A inclusão no estudo de apenas óbitos investigados traz algumas limitações, como a identificação de um maior potencial de evitabilidade e de falhas assistenciais na população estudada. Aponta, entretanto, que o foco das ações dos serviços de saúde deve ser direcionado para a redução dos óbitos mais preveníveis. A coleta dos dados em fonte secundária e de forma retrospectiva limitou a abordagem de alguns aspectos relativos à assistência, como a adoção de práticas que favorecem a fisiologia do nascimento nos serviços e uso do partograma, pela incompletude dos dados e inexistência da variável durante todo o período das investigações. Porém teve como vantagens a agilidade e o baixo custo, pelo uso da informação já disponível no Comitê de Prevenção de Óbitos.


CONSIDERAÇÕES FINAIS

Este estudo aponta um perfil de óbitos perinatais com alto potencial de evitabilidade, em sua maioria, de fetos e recém-nascidos a termo e peso adequado ao nascer, condições favoráveis à viabilidade fetal e neonatal. Predominam as mortes por asfixia evidenciadas tanto pela classificação de evitabilidade de Wigglesworth quanto pela causa básica de morte. Identifica-se alto percentual de falhas assistenciais, especialmente relacionadas à admissão da gestante na maternidade e ao seu acompanhamento durante o trabalho de parto e parto.
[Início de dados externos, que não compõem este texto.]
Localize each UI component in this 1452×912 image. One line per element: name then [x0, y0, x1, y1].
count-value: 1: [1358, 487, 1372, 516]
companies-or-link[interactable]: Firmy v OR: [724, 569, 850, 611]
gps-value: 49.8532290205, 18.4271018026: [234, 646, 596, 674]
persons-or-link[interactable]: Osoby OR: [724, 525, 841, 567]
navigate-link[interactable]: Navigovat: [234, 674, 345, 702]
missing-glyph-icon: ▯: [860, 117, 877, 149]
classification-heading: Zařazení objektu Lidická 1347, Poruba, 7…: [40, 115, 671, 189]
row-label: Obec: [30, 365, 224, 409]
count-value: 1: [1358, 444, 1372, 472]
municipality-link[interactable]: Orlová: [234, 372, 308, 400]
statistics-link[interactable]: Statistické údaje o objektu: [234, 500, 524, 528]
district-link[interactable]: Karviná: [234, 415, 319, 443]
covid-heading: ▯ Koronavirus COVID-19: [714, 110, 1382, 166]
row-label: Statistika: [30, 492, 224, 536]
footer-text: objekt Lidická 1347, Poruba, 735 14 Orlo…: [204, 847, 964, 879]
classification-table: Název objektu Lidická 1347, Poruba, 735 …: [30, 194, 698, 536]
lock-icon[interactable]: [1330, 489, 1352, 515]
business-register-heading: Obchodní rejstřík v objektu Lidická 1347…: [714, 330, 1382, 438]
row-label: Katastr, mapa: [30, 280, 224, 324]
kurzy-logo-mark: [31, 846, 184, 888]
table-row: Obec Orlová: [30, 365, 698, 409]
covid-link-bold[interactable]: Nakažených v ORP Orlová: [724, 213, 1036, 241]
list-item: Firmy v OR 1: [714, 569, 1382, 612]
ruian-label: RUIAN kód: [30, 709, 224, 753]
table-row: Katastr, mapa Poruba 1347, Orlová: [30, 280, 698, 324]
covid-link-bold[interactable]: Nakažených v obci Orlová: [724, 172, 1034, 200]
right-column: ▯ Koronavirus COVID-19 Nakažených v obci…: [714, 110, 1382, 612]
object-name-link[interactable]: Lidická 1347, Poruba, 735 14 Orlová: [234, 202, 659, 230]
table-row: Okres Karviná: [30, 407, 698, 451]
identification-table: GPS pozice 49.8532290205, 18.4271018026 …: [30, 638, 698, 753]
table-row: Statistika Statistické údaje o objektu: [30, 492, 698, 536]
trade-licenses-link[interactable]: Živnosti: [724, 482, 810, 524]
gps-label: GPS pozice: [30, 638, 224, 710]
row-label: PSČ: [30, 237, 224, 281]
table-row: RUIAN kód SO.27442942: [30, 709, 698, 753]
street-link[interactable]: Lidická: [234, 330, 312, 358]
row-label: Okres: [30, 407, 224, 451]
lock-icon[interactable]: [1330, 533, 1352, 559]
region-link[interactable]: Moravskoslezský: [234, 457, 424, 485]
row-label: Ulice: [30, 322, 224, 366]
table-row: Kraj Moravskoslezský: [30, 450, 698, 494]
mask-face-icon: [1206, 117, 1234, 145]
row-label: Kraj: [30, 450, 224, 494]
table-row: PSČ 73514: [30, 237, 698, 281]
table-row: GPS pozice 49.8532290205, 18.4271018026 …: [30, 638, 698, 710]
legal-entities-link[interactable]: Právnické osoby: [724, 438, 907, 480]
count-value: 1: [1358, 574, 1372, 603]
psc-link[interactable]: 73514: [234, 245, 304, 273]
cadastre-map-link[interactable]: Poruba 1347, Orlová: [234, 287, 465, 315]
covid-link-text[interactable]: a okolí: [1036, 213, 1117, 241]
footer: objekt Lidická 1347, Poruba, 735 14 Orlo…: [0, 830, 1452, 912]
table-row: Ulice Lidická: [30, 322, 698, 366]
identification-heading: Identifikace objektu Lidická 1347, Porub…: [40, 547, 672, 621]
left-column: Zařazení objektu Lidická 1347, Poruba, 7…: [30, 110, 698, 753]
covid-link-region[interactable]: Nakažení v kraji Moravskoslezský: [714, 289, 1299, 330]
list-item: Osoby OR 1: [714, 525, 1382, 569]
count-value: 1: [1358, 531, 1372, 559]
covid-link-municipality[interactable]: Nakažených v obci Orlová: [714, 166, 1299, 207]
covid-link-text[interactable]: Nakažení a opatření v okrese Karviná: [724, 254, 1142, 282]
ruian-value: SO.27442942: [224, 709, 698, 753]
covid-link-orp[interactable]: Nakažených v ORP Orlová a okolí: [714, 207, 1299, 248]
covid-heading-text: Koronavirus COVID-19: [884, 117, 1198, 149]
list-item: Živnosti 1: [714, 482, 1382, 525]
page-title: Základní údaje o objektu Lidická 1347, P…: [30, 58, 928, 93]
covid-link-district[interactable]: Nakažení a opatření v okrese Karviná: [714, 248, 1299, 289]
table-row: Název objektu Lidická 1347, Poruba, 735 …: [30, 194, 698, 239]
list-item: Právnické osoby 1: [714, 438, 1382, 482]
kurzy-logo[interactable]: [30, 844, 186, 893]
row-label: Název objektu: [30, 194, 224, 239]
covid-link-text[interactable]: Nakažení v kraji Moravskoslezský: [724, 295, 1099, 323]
O estudo a partir da investigação de óbitos considerados eventos sentinelas permite identificar aspectos que devem ser enfrentados pelos serviços de saúde, para a promoção de um nascimento seguro e a prevenção de mortes evitáveis.Nesse sentido, a Comissão Perinatal de Belo Horizonte vem desenvolvendo ações para a qualificação da assistência nas maternidades e o trabalho em rede. Estas ações posteriormente devem ser avaliadas quanto ao possível impacto na melhoria da atenção nas maternidades e na redução da mortalidade perinatal no município.

Enfim, para melhorar a assistência e os indicadores perinatais, é preciso haver investimentos direcionados para os serviços de saúde, a formação profissional e a informação das mulheres e da sociedade como um todo, sobre a existência de tecnologia e de direitos que favorecem um nascimento mais seguro e humanizado. O trabalho deve ser desenvolvido de forma integrada e contínua, incluindo planejamento e ações do setor saúde e intersetoriais.